This was very useful @yrodiere. Why doesn’t the documentation contain more real-life examples like this?!
Based on your suggestion, I tried this:
SearchResult<MyStoryProjection> hits = searchSession.search( Story.class )
.select( MyStoryProjection.class )
.where( f -> f.bool()
.should( f.phrase().field( "story")
.matching( searchParam )
.boost(10.0f) // requested words, same order => big boost
)
.should( f.phrase().field( "title")
.matching( searchParam )
.boost(10.0f) // requested words, same order => big boost
)
.should( f.phrase().field( "story")
.matching( searchParam ).slop(3)
.boost(5.0f) // requested words, different order => smaller boost
)
.should(f.simpleQueryString()
.field("story")
.matching(searchParam)
.defaultOperator(BooleanOperator.AND).boost(2.0f)
)
.should(f.simpleQueryString()
.field("story")
.matching(returnTokensUpdatedWithFuzzy(searchParam,2))
//.matching(searchParam)
.defaultOperator(BooleanOperator.AND).boost(1.0f).constantScore()
)
.should(f.simpleQueryString()
.field("storyNgram")
//.matching(returnTokensUpdatedWithFuzzy(searchParam,2))
.matching(searchParam)
.defaultOperator(BooleanOperator.AND).boost(0.5f)
)
)
.fetch(offset, recordsPerPage);
And here is the indexes:
@Lob @Column(columnDefinition = "TEXT")
@FullTextField(analyzer = "english", projectable = Projectable.NO, searchAnalyzer = "english")
@FullTextField(name = "storyNgram", analyzer = "nGramAnalyzer", projectable = Projectable.NO, searchAnalyzer = "nGramAnalyzer")
private String story;
So to begin with, I followed your example and updated the Story field (above).
I tested this all out and made some observations:
- To get the search as close as possible to the search term(s), I want the words to be contiguous if possible. i.e. an OR approach does not make sense. This gives me far more search results with mostly just a single term matching which is not great. So instead of this:
.should( f.match().field( "story")
.matching( searchParam )
.boost(2.0f) // requested words, not contiguous => even smaller boost
)
I went with the simpleQuery approach where I can force all terms to at least exist in the same document. This is based on your suggestion of scoring this type of predicate less.
.should(f.simpleQueryString()
.field("story")
.matching(searchParam)
.defaultOperator(BooleanOperator.AND).boost(2.0f)
)
- Next I wanted to incorporate a fuzzy match in case of typos.
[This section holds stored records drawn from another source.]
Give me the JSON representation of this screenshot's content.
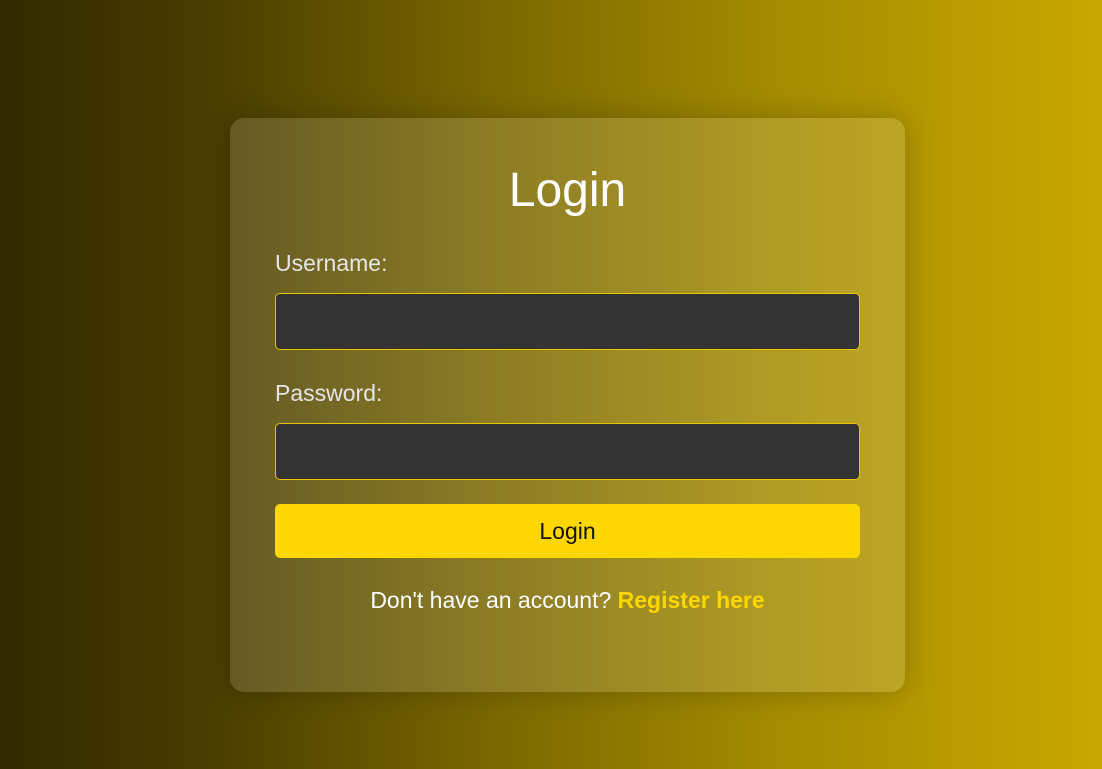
{
  "colors": {
    "accent": "#ffd700",
    "input_background": "#333333",
    "input_border": "#e7c500",
    "text": "#ffffff",
    "label_text": "#e6e6e6"
  },
  "login_card": {
    "title": "Login",
    "username": {
      "label": "Username:",
      "value": "",
      "placeholder": ""
    },
    "password": {
      "label": "Password:",
      "value": "",
      "placeholder": ""
    },
    "submit_label": "Login",
    "register_prompt": "Don't have an account?",
    "register_link": "Register here"
  }
}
This is different than an ngram prefix because for ngram, a user is relying on a specific word stem to be spelt correctly in order to trigger an ngram. But naturally with typos, an ngram prefix might never be typed. So I did this:
.should(f.simpleQueryString()
.field("story")
.matching(returnTokensUpdatedWithFuzzy(searchParam,2))
//.matching(searchParam)
.defaultOperator(BooleanOperator.AND).boost(1.0f).constantScore()
)
I am manually breaking up the search phrase into tokens and then adding a tilda with the edit distance like so:
peacee~2 grows~2 stronger~2
My first inquiry:
- If I had a phrase like: “Peace in the UK” it wouldn’t yield great results. e.g. UK~2 can be replaced by any 2 letter word and hence we would get irrelevant results. I heard there’s an exact-prefix length concept. Could I programmatically force a check as to the minimum number of characters per token word in order to execute this predicate? E.g. each token word in a phrase must be 5 characters.
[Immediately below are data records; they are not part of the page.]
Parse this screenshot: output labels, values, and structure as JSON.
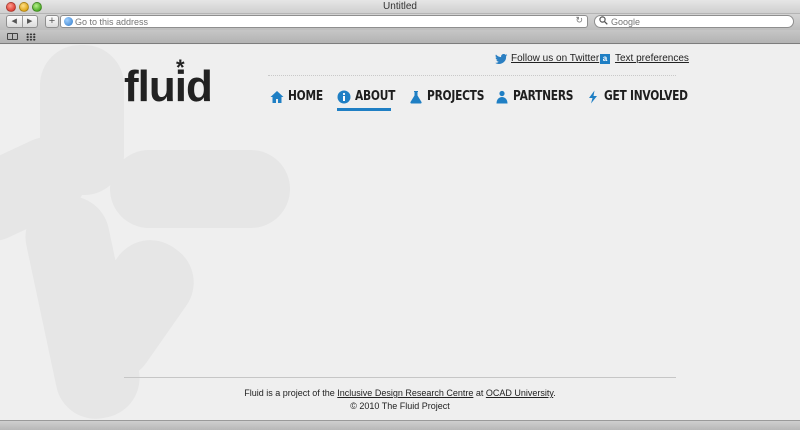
{
  "window": {
    "title": "Untitled"
  },
  "toolbar": {
    "address_placeholder": "Go to this address",
    "search_placeholder": "Google",
    "back": "◀",
    "forward": "▶",
    "add": "+",
    "reload": "↻"
  },
  "site": {
    "logo": "flu",
    "logo_rest": "id",
    "logo_star": "*",
    "utility_links": {
      "twitter": "Follow us on Twitter",
      "text_prefs": "Text preferences",
      "text_prefs_icon_letter": "a"
    },
    "nav": {
      "home": "HOME",
      "about": "ABOUT",
      "projects": "PROJECTS",
      "partners": "PARTNERS",
      "involved": "GET INVOLVED"
    },
    "footer": {
      "prefix": "Fluid is a project of the ",
      "idrc": "Inclusive Design Research Centre",
      "mid": " at ",
      "ocad": "OCAD University",
      "suffix": ".",
      "copyright": "© 2010 The Fluid Project"
    }
  },
  "colors": {
    "accent": "#1f7fc4",
    "text": "#1e1e1e",
    "watermark": "#e6e6e6"
  }
}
- The other thing is, how would this or wouldn’t affect STOP words? Should a STOP filter (StopFilterFactory.class) be used? I am currently using one like so:
context.analyzer( "searchAnalyzer" ).custom()
.tokenizer( StandardTokenizerFactory.class )
.tokenFilter( LowerCaseFilterFactory.class )
.tokenFilter( SnowballPorterFilterFactory.class ).param( "language", "English" )
.tokenFilter( ASCIIFoldingFilterFactory.class )
.tokenFilter(StopFilterFactory.class)
.charFilter(HTMLStripCharFilterFactory.class);
If I create a string like: “peace~2 in~2 the~2 uk~2” I am including stop words “in” and “the”. Will that mess up the analysis? I get a lot of irrelevant records back.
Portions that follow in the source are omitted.